Architecture

How bitHuman is built and shipped — the libessence engine, the language SDKs that wrap it, the SDK-to-engine ABI compatibility matrix, and the per-device hardware matrix.

The three layers

bitHuman is one portable engine with thin language bindings on top and apps on top of that.

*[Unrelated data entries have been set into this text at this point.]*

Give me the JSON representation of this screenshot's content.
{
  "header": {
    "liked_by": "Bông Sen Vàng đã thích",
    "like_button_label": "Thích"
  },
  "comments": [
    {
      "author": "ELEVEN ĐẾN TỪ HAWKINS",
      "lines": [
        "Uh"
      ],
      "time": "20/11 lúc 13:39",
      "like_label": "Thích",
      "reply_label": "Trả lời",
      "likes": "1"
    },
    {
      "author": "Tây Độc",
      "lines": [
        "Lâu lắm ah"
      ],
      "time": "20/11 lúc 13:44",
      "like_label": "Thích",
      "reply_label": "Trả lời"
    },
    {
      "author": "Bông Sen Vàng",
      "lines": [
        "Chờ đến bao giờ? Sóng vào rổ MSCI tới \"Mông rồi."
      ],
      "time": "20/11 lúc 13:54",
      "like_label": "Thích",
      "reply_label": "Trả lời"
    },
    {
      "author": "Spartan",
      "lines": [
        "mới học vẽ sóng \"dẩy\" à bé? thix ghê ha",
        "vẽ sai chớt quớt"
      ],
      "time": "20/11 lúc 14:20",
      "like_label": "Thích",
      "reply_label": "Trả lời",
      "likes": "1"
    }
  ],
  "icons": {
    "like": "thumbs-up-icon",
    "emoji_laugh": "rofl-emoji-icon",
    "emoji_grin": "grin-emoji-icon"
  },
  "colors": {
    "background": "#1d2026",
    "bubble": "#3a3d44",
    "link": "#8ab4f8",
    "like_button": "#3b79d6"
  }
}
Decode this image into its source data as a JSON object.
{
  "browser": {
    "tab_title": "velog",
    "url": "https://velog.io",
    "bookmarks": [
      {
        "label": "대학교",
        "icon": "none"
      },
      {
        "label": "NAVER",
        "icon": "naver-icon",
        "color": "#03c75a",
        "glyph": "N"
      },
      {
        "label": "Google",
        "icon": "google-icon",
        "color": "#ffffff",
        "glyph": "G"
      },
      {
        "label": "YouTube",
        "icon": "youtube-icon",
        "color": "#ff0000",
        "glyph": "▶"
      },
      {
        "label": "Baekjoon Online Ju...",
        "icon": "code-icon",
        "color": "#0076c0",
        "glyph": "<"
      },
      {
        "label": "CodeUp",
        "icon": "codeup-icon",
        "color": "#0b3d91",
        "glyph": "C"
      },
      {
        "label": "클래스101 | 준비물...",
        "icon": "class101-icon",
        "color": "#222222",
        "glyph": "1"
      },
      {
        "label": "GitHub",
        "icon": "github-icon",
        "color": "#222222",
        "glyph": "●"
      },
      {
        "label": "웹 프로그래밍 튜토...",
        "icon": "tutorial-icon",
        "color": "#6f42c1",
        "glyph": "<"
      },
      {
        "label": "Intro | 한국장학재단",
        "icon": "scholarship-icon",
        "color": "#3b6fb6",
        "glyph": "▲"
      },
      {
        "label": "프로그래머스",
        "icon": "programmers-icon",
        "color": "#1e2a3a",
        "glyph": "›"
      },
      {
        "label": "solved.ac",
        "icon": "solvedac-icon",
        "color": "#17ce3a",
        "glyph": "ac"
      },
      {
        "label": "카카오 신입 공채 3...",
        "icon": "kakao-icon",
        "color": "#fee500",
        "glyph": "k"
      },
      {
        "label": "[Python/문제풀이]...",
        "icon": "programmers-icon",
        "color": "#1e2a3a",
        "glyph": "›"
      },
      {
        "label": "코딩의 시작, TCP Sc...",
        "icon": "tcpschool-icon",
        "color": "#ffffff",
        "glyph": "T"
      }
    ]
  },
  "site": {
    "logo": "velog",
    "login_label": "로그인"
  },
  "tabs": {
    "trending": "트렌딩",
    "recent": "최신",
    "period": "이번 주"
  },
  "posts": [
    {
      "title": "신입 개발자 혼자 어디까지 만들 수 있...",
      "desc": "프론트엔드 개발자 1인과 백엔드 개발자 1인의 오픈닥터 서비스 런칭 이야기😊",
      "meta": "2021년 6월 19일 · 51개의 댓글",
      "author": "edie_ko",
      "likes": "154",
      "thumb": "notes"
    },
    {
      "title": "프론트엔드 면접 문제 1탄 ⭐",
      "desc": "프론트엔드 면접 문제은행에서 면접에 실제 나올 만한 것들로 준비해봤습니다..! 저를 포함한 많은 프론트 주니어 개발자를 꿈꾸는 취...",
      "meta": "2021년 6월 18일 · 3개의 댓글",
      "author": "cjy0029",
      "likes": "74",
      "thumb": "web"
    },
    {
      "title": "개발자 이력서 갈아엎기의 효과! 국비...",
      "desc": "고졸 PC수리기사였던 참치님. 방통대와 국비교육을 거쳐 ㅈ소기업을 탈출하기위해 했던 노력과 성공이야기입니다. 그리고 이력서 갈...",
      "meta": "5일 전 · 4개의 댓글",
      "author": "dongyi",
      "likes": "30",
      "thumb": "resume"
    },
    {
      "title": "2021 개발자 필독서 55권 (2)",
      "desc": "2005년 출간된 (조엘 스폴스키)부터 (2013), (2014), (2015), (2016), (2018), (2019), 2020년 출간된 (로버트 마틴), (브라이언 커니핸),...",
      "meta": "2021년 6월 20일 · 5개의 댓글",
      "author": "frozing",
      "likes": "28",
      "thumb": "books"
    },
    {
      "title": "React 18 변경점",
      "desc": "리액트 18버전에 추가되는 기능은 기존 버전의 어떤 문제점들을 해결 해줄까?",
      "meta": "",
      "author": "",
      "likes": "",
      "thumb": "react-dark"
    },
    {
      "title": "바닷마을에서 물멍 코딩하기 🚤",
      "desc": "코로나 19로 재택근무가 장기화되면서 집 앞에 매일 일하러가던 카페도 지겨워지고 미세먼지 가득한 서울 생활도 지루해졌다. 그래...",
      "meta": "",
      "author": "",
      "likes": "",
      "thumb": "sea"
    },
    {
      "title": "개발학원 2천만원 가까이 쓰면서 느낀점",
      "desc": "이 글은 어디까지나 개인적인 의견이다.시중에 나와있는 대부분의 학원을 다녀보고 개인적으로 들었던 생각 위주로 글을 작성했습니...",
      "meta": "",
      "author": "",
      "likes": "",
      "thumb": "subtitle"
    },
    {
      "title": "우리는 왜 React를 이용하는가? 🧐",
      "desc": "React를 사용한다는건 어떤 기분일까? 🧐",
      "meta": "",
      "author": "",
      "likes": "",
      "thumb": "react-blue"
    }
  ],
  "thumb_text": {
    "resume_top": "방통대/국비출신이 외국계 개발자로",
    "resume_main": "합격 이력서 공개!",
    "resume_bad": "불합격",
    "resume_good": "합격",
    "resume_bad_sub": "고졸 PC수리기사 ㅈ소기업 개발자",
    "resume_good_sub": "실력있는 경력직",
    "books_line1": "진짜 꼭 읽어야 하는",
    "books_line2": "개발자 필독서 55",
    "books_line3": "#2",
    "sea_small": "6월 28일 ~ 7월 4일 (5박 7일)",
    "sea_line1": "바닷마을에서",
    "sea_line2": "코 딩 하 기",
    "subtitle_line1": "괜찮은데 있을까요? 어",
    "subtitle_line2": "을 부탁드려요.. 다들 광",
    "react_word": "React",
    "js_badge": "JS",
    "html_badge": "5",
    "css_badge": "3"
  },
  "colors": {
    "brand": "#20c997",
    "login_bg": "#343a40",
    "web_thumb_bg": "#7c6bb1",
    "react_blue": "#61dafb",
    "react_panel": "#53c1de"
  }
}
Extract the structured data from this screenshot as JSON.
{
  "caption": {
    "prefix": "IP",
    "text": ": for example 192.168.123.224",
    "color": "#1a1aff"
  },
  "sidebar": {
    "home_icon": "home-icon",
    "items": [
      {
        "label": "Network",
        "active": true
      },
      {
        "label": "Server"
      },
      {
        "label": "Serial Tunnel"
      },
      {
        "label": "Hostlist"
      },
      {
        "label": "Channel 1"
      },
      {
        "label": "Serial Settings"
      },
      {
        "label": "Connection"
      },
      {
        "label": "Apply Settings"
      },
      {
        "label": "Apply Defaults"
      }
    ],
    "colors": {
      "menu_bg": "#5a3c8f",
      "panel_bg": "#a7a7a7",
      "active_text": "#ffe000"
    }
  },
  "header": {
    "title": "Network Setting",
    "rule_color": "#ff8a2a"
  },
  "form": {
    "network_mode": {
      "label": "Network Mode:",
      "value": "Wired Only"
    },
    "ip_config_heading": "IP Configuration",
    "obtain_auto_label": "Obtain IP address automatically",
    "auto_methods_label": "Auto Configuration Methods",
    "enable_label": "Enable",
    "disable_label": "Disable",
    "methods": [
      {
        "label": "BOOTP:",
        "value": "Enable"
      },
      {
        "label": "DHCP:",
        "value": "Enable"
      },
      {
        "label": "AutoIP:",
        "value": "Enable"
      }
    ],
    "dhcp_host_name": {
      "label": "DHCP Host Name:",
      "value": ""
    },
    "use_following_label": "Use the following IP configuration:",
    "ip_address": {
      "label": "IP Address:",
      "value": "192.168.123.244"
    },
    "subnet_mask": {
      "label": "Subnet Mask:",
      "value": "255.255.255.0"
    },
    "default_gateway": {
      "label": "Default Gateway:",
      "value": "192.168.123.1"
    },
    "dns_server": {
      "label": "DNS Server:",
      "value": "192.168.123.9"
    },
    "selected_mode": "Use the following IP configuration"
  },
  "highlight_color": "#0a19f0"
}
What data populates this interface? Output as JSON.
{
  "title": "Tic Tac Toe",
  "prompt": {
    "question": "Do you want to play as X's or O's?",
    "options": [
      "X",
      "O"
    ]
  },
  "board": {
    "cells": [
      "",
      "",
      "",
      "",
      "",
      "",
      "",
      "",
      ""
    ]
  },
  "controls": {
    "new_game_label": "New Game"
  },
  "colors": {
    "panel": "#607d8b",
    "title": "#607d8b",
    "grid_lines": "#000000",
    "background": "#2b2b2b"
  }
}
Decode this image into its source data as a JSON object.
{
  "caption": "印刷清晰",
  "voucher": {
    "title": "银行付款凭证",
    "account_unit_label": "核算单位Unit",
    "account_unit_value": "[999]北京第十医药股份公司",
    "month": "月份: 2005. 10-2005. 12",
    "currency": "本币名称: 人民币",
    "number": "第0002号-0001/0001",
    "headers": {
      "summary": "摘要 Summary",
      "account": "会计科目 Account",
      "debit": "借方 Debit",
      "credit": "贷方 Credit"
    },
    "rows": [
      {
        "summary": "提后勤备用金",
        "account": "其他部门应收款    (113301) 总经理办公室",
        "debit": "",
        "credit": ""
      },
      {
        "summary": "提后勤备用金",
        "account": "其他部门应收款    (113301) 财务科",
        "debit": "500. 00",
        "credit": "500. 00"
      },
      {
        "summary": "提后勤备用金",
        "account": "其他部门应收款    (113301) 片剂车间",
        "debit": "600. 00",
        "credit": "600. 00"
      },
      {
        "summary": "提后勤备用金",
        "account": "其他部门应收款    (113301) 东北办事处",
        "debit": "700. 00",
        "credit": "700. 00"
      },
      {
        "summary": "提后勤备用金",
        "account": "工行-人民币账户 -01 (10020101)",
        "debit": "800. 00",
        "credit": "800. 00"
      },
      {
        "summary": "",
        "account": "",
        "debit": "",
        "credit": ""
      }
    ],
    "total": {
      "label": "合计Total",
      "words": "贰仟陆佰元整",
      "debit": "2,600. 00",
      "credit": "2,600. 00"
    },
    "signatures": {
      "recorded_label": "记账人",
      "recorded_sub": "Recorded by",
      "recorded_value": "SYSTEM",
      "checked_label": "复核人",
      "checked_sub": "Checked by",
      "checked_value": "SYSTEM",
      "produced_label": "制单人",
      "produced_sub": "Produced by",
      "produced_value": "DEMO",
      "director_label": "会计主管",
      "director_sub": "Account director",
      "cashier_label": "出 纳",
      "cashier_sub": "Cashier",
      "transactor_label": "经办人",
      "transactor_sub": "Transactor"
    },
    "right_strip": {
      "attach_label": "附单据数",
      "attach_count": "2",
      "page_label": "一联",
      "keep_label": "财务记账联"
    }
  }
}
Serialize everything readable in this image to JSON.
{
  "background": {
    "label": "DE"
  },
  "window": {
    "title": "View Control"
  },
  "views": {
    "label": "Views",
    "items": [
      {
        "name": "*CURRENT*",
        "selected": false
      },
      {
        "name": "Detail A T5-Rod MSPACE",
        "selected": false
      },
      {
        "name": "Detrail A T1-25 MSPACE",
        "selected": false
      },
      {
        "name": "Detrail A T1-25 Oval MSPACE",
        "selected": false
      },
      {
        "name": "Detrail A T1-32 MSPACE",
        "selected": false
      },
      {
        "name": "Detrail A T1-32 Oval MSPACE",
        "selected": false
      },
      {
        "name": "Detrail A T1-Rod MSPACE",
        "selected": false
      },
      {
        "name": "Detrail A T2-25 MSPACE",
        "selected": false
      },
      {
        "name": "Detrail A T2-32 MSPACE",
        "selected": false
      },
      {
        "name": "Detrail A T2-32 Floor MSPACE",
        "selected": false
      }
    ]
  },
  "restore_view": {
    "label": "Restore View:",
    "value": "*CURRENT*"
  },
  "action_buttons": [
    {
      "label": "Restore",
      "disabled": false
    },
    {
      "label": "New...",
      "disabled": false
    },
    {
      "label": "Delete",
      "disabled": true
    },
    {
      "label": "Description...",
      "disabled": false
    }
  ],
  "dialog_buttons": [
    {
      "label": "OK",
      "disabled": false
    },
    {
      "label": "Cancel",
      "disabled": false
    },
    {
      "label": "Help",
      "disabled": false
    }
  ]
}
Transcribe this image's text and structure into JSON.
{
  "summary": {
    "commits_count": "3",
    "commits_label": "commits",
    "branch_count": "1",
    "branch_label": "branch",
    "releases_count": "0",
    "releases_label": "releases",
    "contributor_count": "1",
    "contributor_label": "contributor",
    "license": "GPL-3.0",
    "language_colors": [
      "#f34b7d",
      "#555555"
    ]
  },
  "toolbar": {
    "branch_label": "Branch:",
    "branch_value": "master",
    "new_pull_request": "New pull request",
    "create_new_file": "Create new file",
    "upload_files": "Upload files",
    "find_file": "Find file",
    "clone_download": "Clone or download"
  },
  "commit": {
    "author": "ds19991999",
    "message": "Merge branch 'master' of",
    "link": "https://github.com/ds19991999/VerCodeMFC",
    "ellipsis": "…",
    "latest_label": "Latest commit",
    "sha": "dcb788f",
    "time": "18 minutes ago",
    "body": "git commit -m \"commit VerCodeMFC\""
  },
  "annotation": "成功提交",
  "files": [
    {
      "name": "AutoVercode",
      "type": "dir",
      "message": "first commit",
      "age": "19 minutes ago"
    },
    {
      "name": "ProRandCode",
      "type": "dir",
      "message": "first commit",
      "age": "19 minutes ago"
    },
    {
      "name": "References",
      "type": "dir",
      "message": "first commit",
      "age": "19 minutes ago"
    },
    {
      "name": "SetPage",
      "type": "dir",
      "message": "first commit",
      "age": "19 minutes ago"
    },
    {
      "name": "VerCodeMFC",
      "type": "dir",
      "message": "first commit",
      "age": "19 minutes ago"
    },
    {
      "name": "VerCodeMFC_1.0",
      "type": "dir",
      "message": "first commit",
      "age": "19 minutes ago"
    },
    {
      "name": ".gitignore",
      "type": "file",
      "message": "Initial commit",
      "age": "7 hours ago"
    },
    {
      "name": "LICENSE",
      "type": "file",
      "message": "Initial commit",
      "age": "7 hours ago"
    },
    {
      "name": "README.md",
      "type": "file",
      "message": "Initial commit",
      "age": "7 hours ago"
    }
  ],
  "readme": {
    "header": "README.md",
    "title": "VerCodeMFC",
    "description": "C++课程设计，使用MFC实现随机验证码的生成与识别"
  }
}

Everything below reads the same .imx model file and produces byte-equivalent, lip-synced visual frames — on an iPhone, a Raspberry Pi, a MacBook, a browser, or a cloud GPU.

Apps & tools L3

bitHuman CLI · reference apps (Mac, iPad, iPhone, Flutter) · LiveKit transport for WebRTC

Language SDKs L2

Python · Swift · JS — thin, idiomatic bindings over the same engine

libessence — the engine L1

Portable C++ avatar renderer behind a stable C ABI. Statically linked into every SDK. macOS · iOS · Linux · Windows · WASM

Every layer drives the same pipeline — audio goes in, lip-synced visual frames come out at a steady 25 FPS:

16 kHz mono audio→libessence engine→25 FPS visual frames

Most developers integrate at the SDK layer (L2) — you never need to know what’s underneath. The engine is statically linked into each SDK distribution, so there are no extra system libraries to install.

What runs where

bitHuman is shipped as a single cross-platform runtime with idiomatic SDKs in each language. Every SDK — the language bindings and the CLI alike — reads the same .imx model file and produces byte-equivalent frames. Third-party dependencies are bundled inside each distribution — your app’s manifest only needs the bithuman dependency, never a transitive onnxruntime / webp / livekit-server.

Goal	Install	What you get
Embed in a Python app	`pip install bithuman`	Python SDK (library only, ~16–26 MB)
Embed in a Swift app	SwiftPM `Bithuman`	Swift SDK + bundled libessence XCFramework
Run from the CLI on Mac	`brew install bithuman-product/bithuman/bithuman-cli`	bitHuman CLI (single Rust binary)
Run from the CLI in any Python env	`pip install bithuman-cli`	Same Rust binary, inside a Python wheel
Cloud LiveKit avatar	`pip install livekit-plugins-bithuman`	Managed avatar session

Engine layering

The platform is three owned layers — engine, SDKs, apps — plus an upstream integration layer that wires bitHuman into other ecosystems.

L4  Upstream integrations
    livekit-plugins-bithuman (lives in livekit/agents)
        |
        v depends on
L3  Apps (consume the SDKs)
    bitHuman CLI · Flutter reference app · Mac + iPad reference apps
        |
        v builds on
L2  bitHuman SDKs (language bindings)
    Python · Swift (Bithuman) · Rust (in-tree)
        |
        v wraps
L1  bitHuman Engine — libessence (cross-platform C++ behind a C ABI)
    Audio in: 16 kHz mono PCM   ·   Video out: 25 FPS BGR frames
    macOS · iOS · Linux · Windows

Cross-layer contracts

The owned layers ship independently but agree on a small set of stable contracts:

Engine ABI (versioned). libessence exposes a C ABI tagged with an explicit version. The current shipping ABI is v7, introduced in libessence 1.19.1. New ABI versions are additive — old SDK builds keep working with newer engines until a version is formally retired. bithuman --version prints libessence <ver> ABI <n> / bithuman <ver>.
SDK public API (SemVer-stable). The public surface in each language is stable across patch and minor releases. Patches never break source compatibility; minors add APIs without removing old ones; majors call out breaks explicitly.
One .imx, every surface. A model file packed for one SDK runs identically across all of them — enforced by an in-tree parity/ contract test suite that streams the same audio through every SDK and asserts byte-equal frames.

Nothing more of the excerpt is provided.